My only concern is that the story doesn’t go back far enough.

We could also go back to over 100 years ago and look at what happened under the Progressives of the late 19th and early 20th century.

Something I hadn’t known until recently is that Karl Marx was essentially unknown in Britain and the US at that time. Marx only became widely known because of the Bolsheviks taking over Russia and Lenin being heavily influenced by Marx. So it wasn’t really Marxism that started being influential but Marxist-Leninism specifically.

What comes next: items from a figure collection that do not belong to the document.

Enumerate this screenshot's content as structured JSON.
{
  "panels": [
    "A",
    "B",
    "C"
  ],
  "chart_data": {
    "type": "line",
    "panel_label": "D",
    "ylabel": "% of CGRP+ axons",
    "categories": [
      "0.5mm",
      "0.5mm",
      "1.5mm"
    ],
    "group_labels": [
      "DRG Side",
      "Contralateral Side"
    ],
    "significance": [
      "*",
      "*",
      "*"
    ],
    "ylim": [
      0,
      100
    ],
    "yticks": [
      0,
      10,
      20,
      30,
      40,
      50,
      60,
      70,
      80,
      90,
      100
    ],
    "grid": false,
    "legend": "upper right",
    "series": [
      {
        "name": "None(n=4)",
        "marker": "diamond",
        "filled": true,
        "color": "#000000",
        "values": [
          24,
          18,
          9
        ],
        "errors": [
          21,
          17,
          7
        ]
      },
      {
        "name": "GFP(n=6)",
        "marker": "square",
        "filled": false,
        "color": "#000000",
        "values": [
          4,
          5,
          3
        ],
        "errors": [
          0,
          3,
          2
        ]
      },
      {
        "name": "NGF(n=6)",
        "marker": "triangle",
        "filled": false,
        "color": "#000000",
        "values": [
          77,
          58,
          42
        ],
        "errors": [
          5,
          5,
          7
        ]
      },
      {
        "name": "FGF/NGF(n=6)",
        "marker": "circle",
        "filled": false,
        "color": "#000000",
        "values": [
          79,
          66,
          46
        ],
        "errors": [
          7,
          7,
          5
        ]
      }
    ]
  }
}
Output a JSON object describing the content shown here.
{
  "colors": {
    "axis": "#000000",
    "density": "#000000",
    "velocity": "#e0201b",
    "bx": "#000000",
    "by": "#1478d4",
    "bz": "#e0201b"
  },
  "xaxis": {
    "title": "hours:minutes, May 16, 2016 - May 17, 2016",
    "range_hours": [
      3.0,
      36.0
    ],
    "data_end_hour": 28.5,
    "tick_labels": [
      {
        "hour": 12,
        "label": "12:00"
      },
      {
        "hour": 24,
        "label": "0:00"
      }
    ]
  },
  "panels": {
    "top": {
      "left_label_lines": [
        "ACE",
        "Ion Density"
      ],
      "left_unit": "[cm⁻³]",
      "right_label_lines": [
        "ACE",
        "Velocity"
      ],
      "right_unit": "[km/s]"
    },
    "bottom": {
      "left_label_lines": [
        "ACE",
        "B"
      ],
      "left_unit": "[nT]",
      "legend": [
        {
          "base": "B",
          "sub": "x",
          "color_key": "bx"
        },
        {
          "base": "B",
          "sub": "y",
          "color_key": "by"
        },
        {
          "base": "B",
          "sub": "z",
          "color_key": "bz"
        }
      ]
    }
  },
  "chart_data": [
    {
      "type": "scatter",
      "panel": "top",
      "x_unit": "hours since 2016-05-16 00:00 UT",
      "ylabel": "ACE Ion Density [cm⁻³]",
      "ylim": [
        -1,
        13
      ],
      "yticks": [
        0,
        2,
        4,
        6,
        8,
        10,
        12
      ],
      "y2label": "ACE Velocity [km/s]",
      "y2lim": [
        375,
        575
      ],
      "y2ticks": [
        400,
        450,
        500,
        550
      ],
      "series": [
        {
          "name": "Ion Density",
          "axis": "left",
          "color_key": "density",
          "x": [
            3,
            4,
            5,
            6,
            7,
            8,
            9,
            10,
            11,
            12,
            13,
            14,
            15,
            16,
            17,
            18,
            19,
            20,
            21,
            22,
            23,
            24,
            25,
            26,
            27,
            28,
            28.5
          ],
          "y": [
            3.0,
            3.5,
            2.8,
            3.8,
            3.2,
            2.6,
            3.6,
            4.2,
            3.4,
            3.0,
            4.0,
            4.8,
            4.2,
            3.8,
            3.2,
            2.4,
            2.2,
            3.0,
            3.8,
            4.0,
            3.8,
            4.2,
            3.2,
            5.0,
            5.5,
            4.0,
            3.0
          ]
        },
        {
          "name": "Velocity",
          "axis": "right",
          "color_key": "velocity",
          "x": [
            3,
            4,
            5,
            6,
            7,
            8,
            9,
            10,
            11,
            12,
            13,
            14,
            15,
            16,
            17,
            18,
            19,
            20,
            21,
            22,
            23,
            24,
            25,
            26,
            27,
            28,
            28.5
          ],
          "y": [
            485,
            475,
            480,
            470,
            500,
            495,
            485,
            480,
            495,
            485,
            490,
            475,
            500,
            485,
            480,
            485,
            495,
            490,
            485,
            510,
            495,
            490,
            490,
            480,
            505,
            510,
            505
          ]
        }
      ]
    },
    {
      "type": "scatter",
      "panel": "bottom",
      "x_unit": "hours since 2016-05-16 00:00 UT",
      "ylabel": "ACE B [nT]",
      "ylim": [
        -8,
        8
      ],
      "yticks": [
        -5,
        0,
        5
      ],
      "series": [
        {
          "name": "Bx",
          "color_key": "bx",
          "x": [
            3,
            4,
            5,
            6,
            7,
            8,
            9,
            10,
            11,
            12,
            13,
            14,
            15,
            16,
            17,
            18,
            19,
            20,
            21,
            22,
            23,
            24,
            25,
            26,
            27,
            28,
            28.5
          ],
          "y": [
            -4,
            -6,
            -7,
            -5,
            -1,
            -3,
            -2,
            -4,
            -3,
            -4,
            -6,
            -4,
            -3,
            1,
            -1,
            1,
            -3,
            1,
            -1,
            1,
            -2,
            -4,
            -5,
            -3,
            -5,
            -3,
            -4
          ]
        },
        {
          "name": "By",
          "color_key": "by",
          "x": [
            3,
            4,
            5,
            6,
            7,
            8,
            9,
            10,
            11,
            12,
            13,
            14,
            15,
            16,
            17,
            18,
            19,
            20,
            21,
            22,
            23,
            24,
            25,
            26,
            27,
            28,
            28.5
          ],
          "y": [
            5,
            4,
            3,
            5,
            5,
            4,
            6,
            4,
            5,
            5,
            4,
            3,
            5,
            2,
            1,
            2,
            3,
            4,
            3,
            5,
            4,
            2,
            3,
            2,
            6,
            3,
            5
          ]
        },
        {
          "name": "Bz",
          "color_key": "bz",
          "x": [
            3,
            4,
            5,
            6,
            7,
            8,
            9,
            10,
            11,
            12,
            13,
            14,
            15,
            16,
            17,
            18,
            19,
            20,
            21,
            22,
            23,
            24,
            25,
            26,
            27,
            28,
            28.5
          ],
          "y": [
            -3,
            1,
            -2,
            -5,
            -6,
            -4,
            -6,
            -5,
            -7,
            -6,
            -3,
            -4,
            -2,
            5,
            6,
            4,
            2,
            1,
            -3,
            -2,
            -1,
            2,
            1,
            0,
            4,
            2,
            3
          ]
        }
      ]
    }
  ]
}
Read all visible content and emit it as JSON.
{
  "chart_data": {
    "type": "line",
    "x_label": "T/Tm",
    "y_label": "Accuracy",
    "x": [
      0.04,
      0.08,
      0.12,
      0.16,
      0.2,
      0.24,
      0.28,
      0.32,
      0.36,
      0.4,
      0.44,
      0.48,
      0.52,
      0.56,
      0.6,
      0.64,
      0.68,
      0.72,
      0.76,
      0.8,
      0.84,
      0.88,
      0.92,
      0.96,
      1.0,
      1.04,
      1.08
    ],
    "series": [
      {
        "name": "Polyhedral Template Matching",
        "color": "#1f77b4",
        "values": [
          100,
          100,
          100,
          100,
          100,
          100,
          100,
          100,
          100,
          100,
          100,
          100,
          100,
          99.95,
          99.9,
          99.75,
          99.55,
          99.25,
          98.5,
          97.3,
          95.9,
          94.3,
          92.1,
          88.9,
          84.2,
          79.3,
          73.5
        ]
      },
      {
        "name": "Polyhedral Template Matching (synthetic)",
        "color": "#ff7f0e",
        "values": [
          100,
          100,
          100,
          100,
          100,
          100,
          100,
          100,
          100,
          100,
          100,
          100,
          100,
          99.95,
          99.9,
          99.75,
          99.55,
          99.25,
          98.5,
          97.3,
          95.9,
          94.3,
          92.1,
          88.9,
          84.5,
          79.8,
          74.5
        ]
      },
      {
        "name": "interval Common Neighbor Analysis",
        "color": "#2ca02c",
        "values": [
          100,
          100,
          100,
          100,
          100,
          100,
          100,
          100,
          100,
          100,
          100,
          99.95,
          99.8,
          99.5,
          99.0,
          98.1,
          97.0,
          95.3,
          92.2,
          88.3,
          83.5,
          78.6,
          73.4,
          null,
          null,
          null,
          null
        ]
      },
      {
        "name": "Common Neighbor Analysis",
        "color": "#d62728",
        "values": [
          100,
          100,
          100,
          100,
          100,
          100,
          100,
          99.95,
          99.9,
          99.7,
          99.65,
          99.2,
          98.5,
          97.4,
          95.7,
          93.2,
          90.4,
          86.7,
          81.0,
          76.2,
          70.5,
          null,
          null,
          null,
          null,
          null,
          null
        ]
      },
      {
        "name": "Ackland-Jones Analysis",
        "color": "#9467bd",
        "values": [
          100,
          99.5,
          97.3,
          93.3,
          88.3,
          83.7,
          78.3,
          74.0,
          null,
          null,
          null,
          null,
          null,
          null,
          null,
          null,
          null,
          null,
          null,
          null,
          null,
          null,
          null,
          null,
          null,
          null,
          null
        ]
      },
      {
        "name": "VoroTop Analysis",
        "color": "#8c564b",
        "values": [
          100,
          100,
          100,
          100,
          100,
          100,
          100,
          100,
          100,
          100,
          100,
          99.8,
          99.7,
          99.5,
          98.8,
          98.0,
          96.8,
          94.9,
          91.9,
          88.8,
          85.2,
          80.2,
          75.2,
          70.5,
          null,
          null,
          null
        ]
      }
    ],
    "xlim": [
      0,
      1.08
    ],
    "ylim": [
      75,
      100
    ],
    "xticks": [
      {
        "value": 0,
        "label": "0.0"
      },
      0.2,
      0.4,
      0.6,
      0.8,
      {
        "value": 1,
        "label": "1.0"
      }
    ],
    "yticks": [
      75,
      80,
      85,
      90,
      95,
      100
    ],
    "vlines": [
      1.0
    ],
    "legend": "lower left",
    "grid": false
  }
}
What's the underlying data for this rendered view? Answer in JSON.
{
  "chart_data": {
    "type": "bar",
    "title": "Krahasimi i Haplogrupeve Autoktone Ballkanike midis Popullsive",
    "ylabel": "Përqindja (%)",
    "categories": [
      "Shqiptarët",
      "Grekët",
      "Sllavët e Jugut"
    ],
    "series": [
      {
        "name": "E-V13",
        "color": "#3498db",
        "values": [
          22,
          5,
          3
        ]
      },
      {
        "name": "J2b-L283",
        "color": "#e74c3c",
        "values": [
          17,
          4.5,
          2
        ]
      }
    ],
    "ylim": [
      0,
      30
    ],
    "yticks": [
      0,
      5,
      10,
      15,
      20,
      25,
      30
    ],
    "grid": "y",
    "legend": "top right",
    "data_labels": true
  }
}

Marxism was exercising no significant influence in the Anglosphere at least in this period leading up to 1917 and so we can’t blame Marxism for what happened back then.

The one-hundred-years-ago Progressive movement in the United States and the Fabian socialists in England successfully moved against the authority of communities, families and churches.

This particularly happened in regards to private charity which began being replaced with state welfare programs during this period. This story is told in David Beito’s book From Mutual Aid to the Welfare State: Fraternal Societies and Social Services, 1890–1967, which Black Horse and I have begun to discuss. Their reasoning was that charity was too chaotic and random, I would say “too personal”. They wanted aid to the needy to be professionalized, bureacratized, de-personalized.

The move from private, typically religious, schooling to state schooling consolidated during this period. We know now what a terrible mistake this was because there are no neutral institutions. So children went from being educated in the home or at least according to the values of the local community to being taught the values of the teacher’s unions.

Another bit of history often forgotten, at least in regards to the US, is that a sexual revolution began in the 1920s along similar lines as, if not as extreme, as what was going on in Weimar Germany at the time. The lengthy Great Depression and World War II put a pause on that but for those of us who want to understand the causes of this breakdown in the moral order we should understand that the 1960s was Sexual Revolution, Mark II.

There’s more work to be done to understand what happened back then, but I suspect part of the story is just what I’ve been telling. Proper authority being undermined by the administrative state and, can’t help but mention, the first Federal Reserve-fueled Boom in the US… Followed of course by the Bust in 1929.

Notice in this chart of divorce rates in the United States there are two peaks. The one that builds in the 1960s and peaks in the 1970s is not a surprise. But look at that first peak! Building in the 1920s and peaking in the 1930s well before US entry into World War II in late 1941.

So we see an undermining of private charity, community bonds, marital bonds and parental authority over children all happening in the United States before Marxists were a significant force in the country.

With more research, I wouldn’t be surprised if I could extend this story further back. So much so that I’ve been thinking of doing something on “The Myth of the Based State”. But never mind that for now.

The point of all this is that, both tactically and strategically, a move to restore proper authority in marriages, families and communities will have to mean a retreat of the modern, administrative state out of our marriages, out of our families and out of our communities.

“Around here, we take care of our own.”